Last month Richison contacted OETA Board Chair Joy Hofmeister “out of the blue” about making a gift, Anderson said. Hofmeister, the state’s superintendent of public instruction, later told Anderson that Richison is a fan of the PBS series Nova and Nature, and also wanted to fund OETA’s initiative to support at-home learning during the coronavirus pandemic.

“The Richison Family Foundation gift comes at a crucial time for the network, and we are thankful and grateful for the significant impact it will have on OETA’s mission,” Hofmeister said in a statement when the gift was announced last month.

The donation was made to the network’s fundraising nonprofit Friends of OETA and is an unrestricted grant with “no strings attached,” according to OETA spokesperson Aaron Morvan. 

Richison told OETA leaders that he knew finances were going to be difficult for many nonprofits during the coronavirus pandemic, Anderson said. His intention for the donation was to offer stability to nonprofit organizations as they plan their budgets.

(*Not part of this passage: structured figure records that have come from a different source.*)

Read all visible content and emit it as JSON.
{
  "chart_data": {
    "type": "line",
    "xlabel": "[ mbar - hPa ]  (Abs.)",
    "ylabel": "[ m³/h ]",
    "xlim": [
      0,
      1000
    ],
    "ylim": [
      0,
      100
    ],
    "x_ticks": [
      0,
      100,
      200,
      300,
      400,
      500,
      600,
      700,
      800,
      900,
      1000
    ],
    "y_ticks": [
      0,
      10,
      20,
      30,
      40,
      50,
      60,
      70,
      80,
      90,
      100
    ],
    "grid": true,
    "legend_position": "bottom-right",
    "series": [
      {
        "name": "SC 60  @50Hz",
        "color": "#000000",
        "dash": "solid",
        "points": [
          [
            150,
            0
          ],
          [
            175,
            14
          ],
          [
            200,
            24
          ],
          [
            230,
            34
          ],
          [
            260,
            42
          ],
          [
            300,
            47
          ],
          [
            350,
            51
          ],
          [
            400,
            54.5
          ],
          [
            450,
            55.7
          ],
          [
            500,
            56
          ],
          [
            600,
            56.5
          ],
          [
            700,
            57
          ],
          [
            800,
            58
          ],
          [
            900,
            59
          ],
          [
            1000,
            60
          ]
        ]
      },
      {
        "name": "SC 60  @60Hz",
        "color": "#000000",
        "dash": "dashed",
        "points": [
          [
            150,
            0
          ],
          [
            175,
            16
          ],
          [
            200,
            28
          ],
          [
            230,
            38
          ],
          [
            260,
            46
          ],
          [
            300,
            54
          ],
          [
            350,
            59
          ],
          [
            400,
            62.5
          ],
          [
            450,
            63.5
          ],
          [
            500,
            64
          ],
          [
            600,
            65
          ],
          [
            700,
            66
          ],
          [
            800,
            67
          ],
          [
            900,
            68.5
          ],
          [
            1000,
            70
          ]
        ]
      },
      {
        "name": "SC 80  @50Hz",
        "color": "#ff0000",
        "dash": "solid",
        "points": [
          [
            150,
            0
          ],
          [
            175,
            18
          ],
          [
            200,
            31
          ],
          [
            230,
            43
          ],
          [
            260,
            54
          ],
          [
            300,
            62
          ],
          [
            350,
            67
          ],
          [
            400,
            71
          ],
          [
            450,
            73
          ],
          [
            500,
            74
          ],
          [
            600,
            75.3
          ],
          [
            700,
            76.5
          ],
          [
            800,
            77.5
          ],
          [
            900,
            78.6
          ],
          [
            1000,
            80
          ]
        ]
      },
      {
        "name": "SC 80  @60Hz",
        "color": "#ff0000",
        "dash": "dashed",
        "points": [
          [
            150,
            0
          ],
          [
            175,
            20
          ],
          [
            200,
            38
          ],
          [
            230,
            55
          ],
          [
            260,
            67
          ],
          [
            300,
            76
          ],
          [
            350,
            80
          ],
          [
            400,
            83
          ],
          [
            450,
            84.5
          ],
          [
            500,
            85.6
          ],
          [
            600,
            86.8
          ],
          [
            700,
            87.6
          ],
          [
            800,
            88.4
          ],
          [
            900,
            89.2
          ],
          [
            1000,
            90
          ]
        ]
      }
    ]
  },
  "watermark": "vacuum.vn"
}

OETA’s board of directors and the friends group will discuss how to direct funds from the gift, Anderson said. The friends group was established as OETA’s fundraising arm in 2018 during a legal dispute with the OETA Foundation, which was dissolved last year.

In a statement to Current, Richison said he’s been a fan of public broadcasting and a loyal viewer of OETA since he was a child. “I am pleased to be able to support OETA’s family-friendly content that’s creating educational opportunities across the state through their programming,” he said in a news release announcing the gift.

Since the coronavirus began upending life in the U.S. by mid-March, Richison and his wife Charis, a former pharmaceutical executive and diabetes-care specialist, have made major donations to several Oklahoma-based nonprofits, including $1 million to the Foundation for Oklahoma City Public Schools; $1 million to the Community Food Bank of Eastern Oklahoma; and $200,000 to the Homeless Alliance. 

As news of Richison’s donation spread to executives at other stations, Anderson began receiving congratulatory emails from public media leaders.

“Even though this gift was not going to their organizations, it gave them a shot in the arm so to speak,” she said. “They were feeling uplifted because this gift was so uplifting to OETA.”

2 thoughts on “Oklahoma network receives $1 million gift from billionaire’s foundation

  1. Your public station used to give represented news from different angles and points of view. Everything good has desolved, you have become biased and lean to the left. You seem like a bought station now and serve only a portion of what you once served. My television lived on channel 11 OETA but, is slowly tuning away. It’s sad and unfortunate to see what your becoming. You once were a 5 star, now barely 2. Your political news and interveiws have demeaning undertones against our president. You no longer represent a fair stage and its clear to see corruption from within.

  2. Mr. Richison may be a billionaire, but not too well informed obviously.

    The “Friends of OETA” is successor to OETA Foundation and holds over 40 million stashed away in a foundation account, all while seeking an annual appropriation from state taxpayers.

    OETA Foundation paid out a claim of over a million dollars to get rid of the OETA Foundation executive director.

    Google a few key words: OETA FOUNDATION LAWSUIT and you will see that this 1 million donation is simply a drop in the bucket of a elitist slush fund that is improperly managed.

    OETA should not get an annual appropriation while holding onto millions in stashed funds, muchof which was squandered by self serving bureaucrats who were exorbitantly overpaid.